S'offrent alors deux grandes options, dont l'une est largement pratiquée et l'autre, largement recommandée. La première consiste en un classement par unité organisationnelle. Dans la mesure où une organisation assume à la fois les coûts de fonctionnement et ceux d'immobilisations, les deux coûts devraient être combinés dans son budget.
L'autre solution est ce que nous appelons un budget ou une structure de programme. Si les dépenses de fonctionnement et d'immobilisations contribuent au même objectif, elles devraient être inscrites dans le même programme, quel que soit l'endroit où se situe l'organisation. En d'autres termes, un budget de programme ne tiendra pas compte, dans certains cas, des limites organisationnelles ou ministérielles. La raison pour laquelle cette approche est hautement recommandée, mais rarement adoptée, est que le gouvernement souhaite, en plus d'élaborer de solides politiques qui exigent que les dépenses d'immobilisations et de fonctionnement contribuent au même objectif… Le gouvernement vise un autre but dans la gestion de ses finances, à savoir la responsabilisation.
Dans presque tous les cas, la responsabilisation suppose que l'organisation qui a procédé à la dépense ou mené l'activité qui en a fait l'objet puisse en rendre compte. C'est une pratique profondément ancrée dans la tradition de Westminster et à laquelle il pourrait être très difficile de renoncer.
Cette façon de procéder est appelée dans de nombreux pays budget de programme, mais le programme n'est qu'un simple écran à une instance organisationnelle. Un exemple qui me vient spontanément à l'esprit est celui d'un bureau des ressources en eau, qui est une unité organisationnelle, mais que l'on désignerait au lieu de cela comme programme de la qualité de l'eau. Les limites du programme et celles du bureau sont identiques et ce que vous avez désigné comme budget de programme n'est en réalité qu'un budget administratif et organisationnel.

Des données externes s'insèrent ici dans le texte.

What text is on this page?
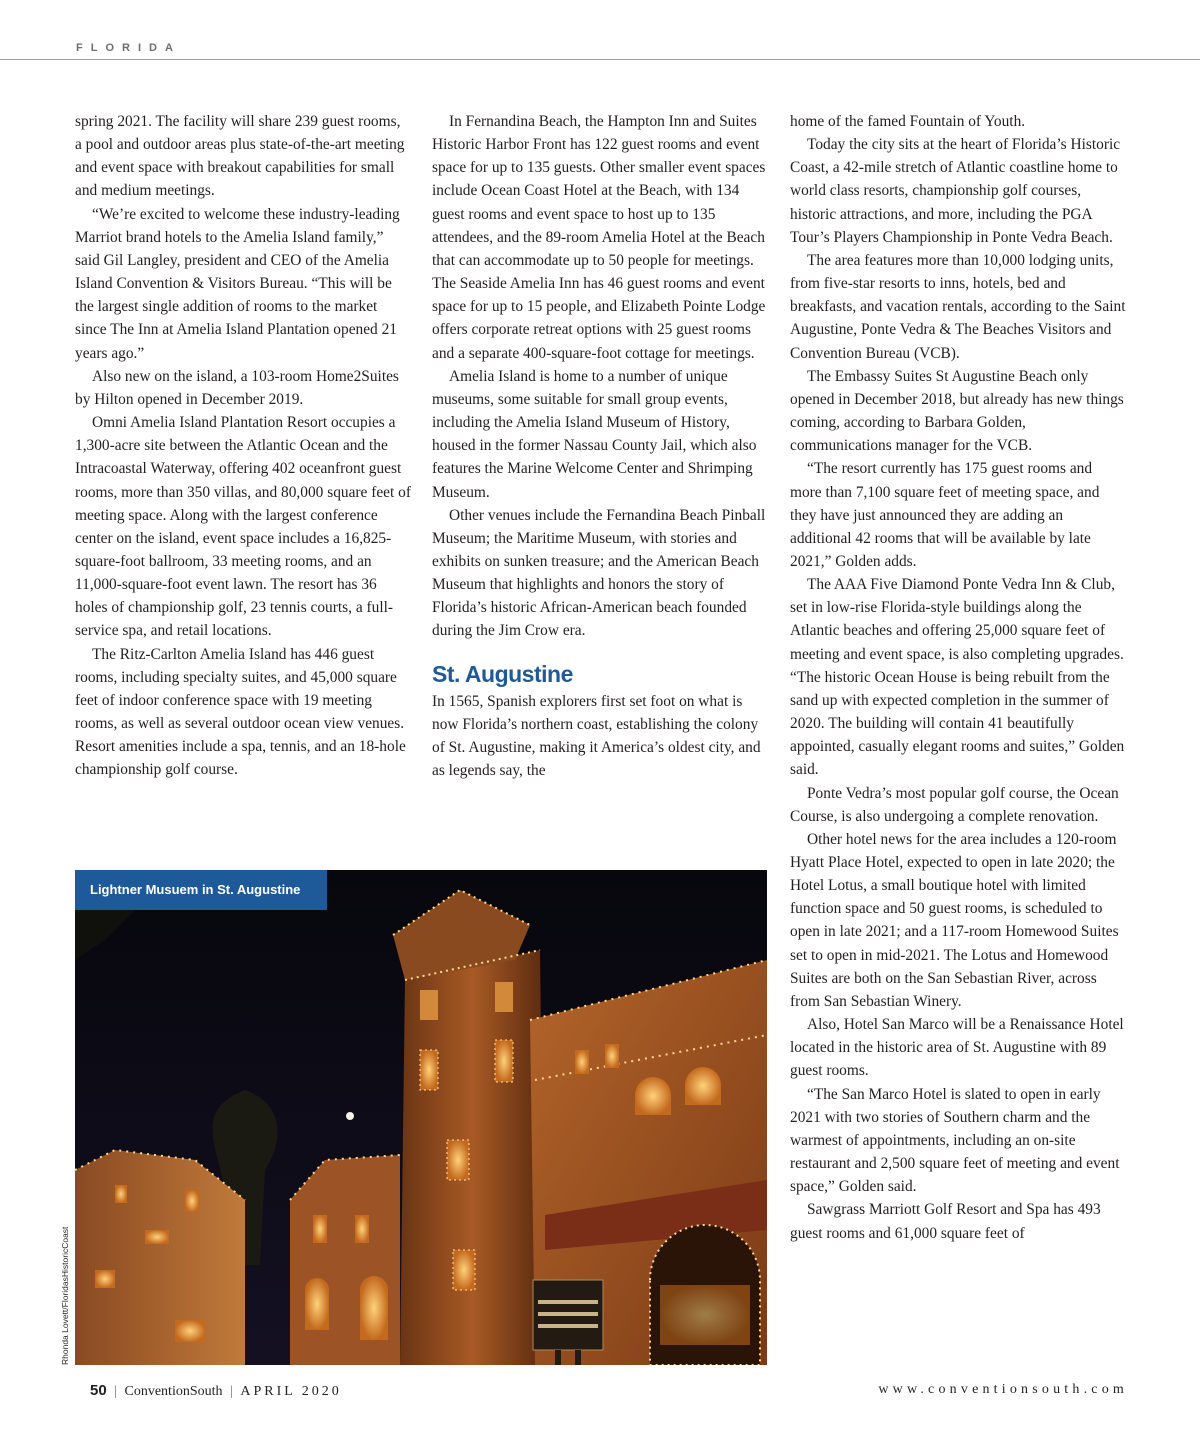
FLORIDA

spring 2021. The facility will share 239 guest rooms, a pool and outdoor areas plus state-of-the-art meeting and event space with breakout capabilities for small and medium meetings.

“We’re excited to welcome these industry-leading Marriot brand hotels to the Amelia Island family,” said Gil Langley, president and CEO of the Amelia Island Convention & Visitors Bureau. “This will be the largest single addition of rooms to the market since The Inn at Amelia Island Plantation opened 21 years ago.”

Also new on the island, a 103-room Home2Suites by Hilton opened in December 2019.

Omni Amelia Island Plantation Resort occupies a 1,300-acre site between the Atlantic Ocean and the Intracoastal Waterway, offering 402 oceanfront guest rooms, more than 350 villas, and 80,000 square feet of meeting space. Along with the largest conference center on the island, event space includes a 16,825-square-foot ballroom, 33 meeting rooms, and an 11,000-square-foot event lawn. The resort has 36 holes of championship golf, 23 tennis courts, a full-service spa, and retail locations.

The Ritz-Carlton Amelia Island has 446 guest rooms, including specialty suites, and 45,000 square feet of indoor conference space with 19 meeting rooms, as well as several outdoor ocean view venues. Resort amenities include a spa, tennis, and an 18-hole championship golf course.

In Fernandina Beach, the Hampton Inn and Suites Historic Harbor Front has 122 guest rooms and event space for up to 135 guests. Other smaller event spaces include Ocean Coast Hotel at the Beach, with 134 guest rooms and event space to host up to 135 attendees, and the 89-room Amelia Hotel at the Beach that can accommodate up to 50 people for meetings. The Seaside Amelia Inn has 46 guest rooms and event space for up to 15 people, and Elizabeth Pointe Lodge offers corporate retreat options with 25 guest rooms and a separate 400-square-foot cottage for meetings.

Amelia Island is home to a number of unique museums, some suitable for small group events, including the Amelia Island Museum of History, housed in the former Nassau County Jail, which also features the Marine Welcome Center and Shrimping Museum.

Other venues include the Fernandina Beach Pinball Museum; the Maritime Museum, with stories and exhibits on sunken treasure; and the American Beach Museum that highlights and honors the story of Florida’s historic African-American beach founded during the Jim Crow era.

St. Augustine

In 1565, Spanish explorers first set foot on what is now Florida’s northern coast, establishing the colony of St. Augustine, making it America’s oldest city, and as legends say, the

home of the famed Fountain of Youth.

Today the city sits at the heart of Florida’s Historic Coast, a 42-mile stretch of Atlantic coastline home to world class resorts, championship golf courses, historic attractions, and more, including the PGA Tour’s Players Championship in Ponte Vedra Beach.

The area features more than 10,000 lodging units, from five-star resorts to inns, hotels, bed and breakfasts, and vacation rentals, according to the Saint Augustine, Ponte Vedra & The Beaches Visitors and Convention Bureau (VCB).

The Embassy Suites St Augustine Beach only opened in December 2018, but already has new things coming, according to Barbara Golden, communications manager for the VCB.

“The resort currently has 175 guest rooms and more than 7,100 square feet of meeting space, and they have just announced they are adding an additional 42 rooms that will be available by late 2021,” Golden adds.

The AAA Five Diamond Ponte Vedra Inn & Club, set in low-rise Florida-style buildings along the Atlantic beaches and offering 25,000 square feet of meeting and event space, is also completing upgrades. “The historic Ocean House is being rebuilt from the sand up with expected completion in the summer of 2020. The building will contain 41 beautifully appointed, casually elegant rooms and suites,” Golden said.

Ponte Vedra’s most popular golf course, the Ocean Course, is also undergoing a complete renovation.

Other hotel news for the area includes a 120-room Hyatt Place Hotel, expected to open in late 2020; the Hotel Lotus, a small boutique hotel with limited function space and 50 guest rooms, is scheduled to open in late 2021; and a 117-room Homewood Suites set to open in mid-2021. The Lotus and Homewood Suites are both on the San Sebastian River, across from San Sebastian Winery.

Also, Hotel San Marco will be a Renaissance Hotel located in the historic area of St. Augustine with 89 guest rooms.

“The San Marco Hotel is slated to open in early 2021 with two stories of Southern charm and the warmest of appointments, including an on-site restaurant and 2,500 square feet of meeting and event space,” Golden said.

Sawgrass Marriott Golf Resort and Spa has 493 guest rooms and 61,000 square feet of

Lightner Musuem in St. Augustine
Rhonda Lovett/FloridasHistoricCoast
50 | ConventionSouth | APRIL 2020	www.conventionsouth.com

Quelle que soit la solution que vous adoptez, vous auriez intérêt à réexaminer le lien qu'il y a entre le budget de fonctionnement et le budget d'immobilisations.
Cela m'amène au troisième point que je souhaite aborder, qui est celui du rôle du Parlement et, facteur encore plus important, de la façon dont on devrait aider celui-ci à jouer ce rôle de façon responsable et informée.
On constate aujourd'hui dans le monde, pas dans tous les pays cependant et encore moins dans ceux qui sont régis par le système de Westminster, u ne fausse tendance à élargir les capacités du Parlement à revoir et même à modifier le budget du gouvernement. Rappelez-vous ce que je vous ai dit au début de l'exposé, à savoir que la marge de manoeuvre qu'on laisse au Parlement pour modifier le budget participe d'un enjeu constitutionnel.
Dans de plus en plus de pays qui ne sont pas régis par le système de Westminster, on constate un large accroissement des amendements déposés au Parlement, aboutissant à l'adoption de certains sous-amendements. Mais la plupart des amendements sont spécifiques et détaillés, et s'inscrivent dans l'enveloppe budgétaire du gouvernement. C'est là un point très important.
Un pays qui élargit les pouvoirs discrétionnaires du Parlement sur le budget doit impérativement soumettre ce dernier à certaines contraintes. En effet, un Parlement qui pourrait mener une action sans limite sur le budget pourrait mettre en péril les finances du pays.
Je n'ai pas l'impression que le Canada se dirige dans cette voie et qu'il va d'ailleurs rompre de façon fondamentale avec la tradition de Westminster. Il s'agit donc plutôt pour lui d'informer le Parlement plutôt que de lui donner d'autres pouvoirs qui lui permettraient d'apporter des changements significatifs au budget du gouvernement. Informer le Parlement signifie que celui-ci demande des comptes au gouvernement en débattant sans entrave des options contenues dans le budget, des prévisions budgétaires déposées, des hypothèses économiques et programmatiques qui les sous-tendent et de la viabilité à long terme de la position du gouvernement. Tout cela est clairement conforme au rôle que joue votre comité.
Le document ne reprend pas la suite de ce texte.